Recently, Condorelli and colleagues investigated several pathophysiological factors on the sperm function in men with type 1 and type 2 diabetes. They suggested the involvement of two main putative mechanisms, including an inflammatory condition accompanied by increased oxidative stress and sperm DNA fragmentation in type 2 diabetes mellitus, along with mitochondrial damages in type 1 diabetes [7, 52].

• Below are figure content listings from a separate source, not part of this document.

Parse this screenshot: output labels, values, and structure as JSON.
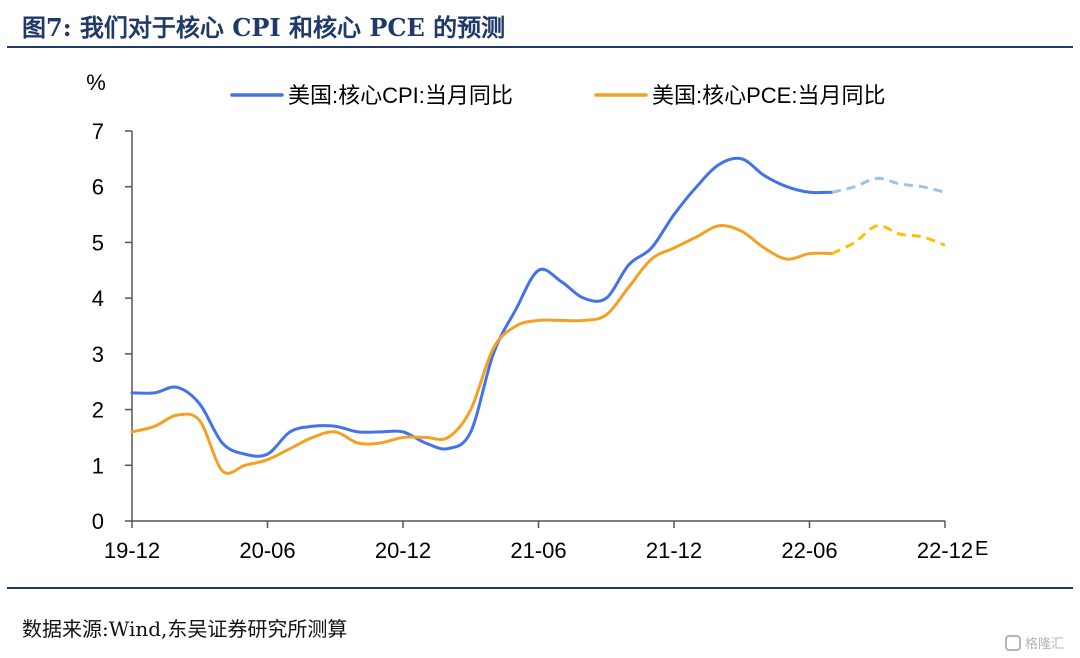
{
  "figure": {
    "title": "图7:  我们对于核心 CPI 和核心 PCE 的预测",
    "source": "数据来源:Wind,东吴证券研究所测算",
    "watermark": "格隆汇"
  },
  "chart_data": {
    "type": "line",
    "title": "",
    "ylabel": "%",
    "xlabel": "",
    "ylim": [
      0,
      7
    ],
    "y_ticks": [
      0,
      1,
      2,
      3,
      4,
      5,
      6,
      7
    ],
    "x_ticks": [
      "19-12",
      "20-06",
      "20-12",
      "21-06",
      "21-12",
      "22-06",
      "22-12"
    ],
    "x_suffix_label": "E",
    "legend_position": "top",
    "grid": false,
    "series": [
      {
        "name": "美国:核心CPI:当月同比",
        "color": "#4472e8",
        "forecast_color": "#9dc3e6",
        "x": [
          "2019-12",
          "2020-01",
          "2020-02",
          "2020-03",
          "2020-04",
          "2020-05",
          "2020-06",
          "2020-07",
          "2020-08",
          "2020-09",
          "2020-10",
          "2020-11",
          "2020-12",
          "2021-01",
          "2021-02",
          "2021-03",
          "2021-04",
          "2021-05",
          "2021-06",
          "2021-07",
          "2021-08",
          "2021-09",
          "2021-10",
          "2021-11",
          "2021-12",
          "2022-01",
          "2022-02",
          "2022-03",
          "2022-04",
          "2022-05",
          "2022-06",
          "2022-07",
          "2022-08",
          "2022-09",
          "2022-10",
          "2022-11",
          "2022-12"
        ],
        "values": [
          2.3,
          2.3,
          2.4,
          2.1,
          1.4,
          1.2,
          1.2,
          1.6,
          1.7,
          1.7,
          1.6,
          1.6,
          1.6,
          1.4,
          1.3,
          1.6,
          3.0,
          3.8,
          4.5,
          4.3,
          4.0,
          4.0,
          4.6,
          4.9,
          5.5,
          6.0,
          6.4,
          6.5,
          6.2,
          6.0,
          5.9,
          5.9,
          6.0,
          6.15,
          6.05,
          6.0,
          5.9
        ],
        "forecast_from": "2022-07"
      },
      {
        "name": "美国:核心PCE:当月同比",
        "color": "#f4a024",
        "forecast_color": "#ffc000",
        "x": [
          "2019-12",
          "2020-01",
          "2020-02",
          "2020-03",
          "2020-04",
          "2020-05",
          "2020-06",
          "2020-07",
          "2020-08",
          "2020-09",
          "2020-10",
          "2020-11",
          "2020-12",
          "2021-01",
          "2021-02",
          "2021-03",
          "2021-04",
          "2021-05",
          "2021-06",
          "2021-07",
          "2021-08",
          "2021-09",
          "2021-10",
          "2021-11",
          "2021-12",
          "2022-01",
          "2022-02",
          "2022-03",
          "2022-04",
          "2022-05",
          "2022-06",
          "2022-07",
          "2022-08",
          "2022-09",
          "2022-10",
          "2022-11",
          "2022-12"
        ],
        "values": [
          1.6,
          1.7,
          1.9,
          1.8,
          0.9,
          1.0,
          1.1,
          1.3,
          1.5,
          1.6,
          1.4,
          1.4,
          1.5,
          1.5,
          1.5,
          2.0,
          3.1,
          3.5,
          3.6,
          3.6,
          3.6,
          3.7,
          4.2,
          4.7,
          4.9,
          5.1,
          5.3,
          5.2,
          4.9,
          4.7,
          4.8,
          4.8,
          5.0,
          5.3,
          5.15,
          5.1,
          4.95
        ],
        "forecast_from": "2022-07"
      }
    ]
  }
}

The present study assessed the association of three mechanisms (hormonal, biochemical and inflammatory) with male sub fertility [7]. Nevertheless, the current research had several limitations, such as lack of the assessment of other pro inflammatory markers. Besides, the present study assessed pro inflammatory cytokines only in blood samples and It is recommended that inflammatory biomarkers be examined in other tissues [53, 54], which shed more light on inflammatory and male infertility.

Conclusion

The results of this study indicated the association of metabolic changes and hormonal dysfunction. Our findings showed that the obese and diabetic men with higher inflammatory parameters had met worse basic sperm parameters compared to controls. Inflammatory markers may be possible diagnostic value in male infertility adding to other mechanisms. It seems that obesity and diabetes negatively affect the male reproductive organ through the detrimental changes in all three mechanisms mentioned earlier, which warrants further studies.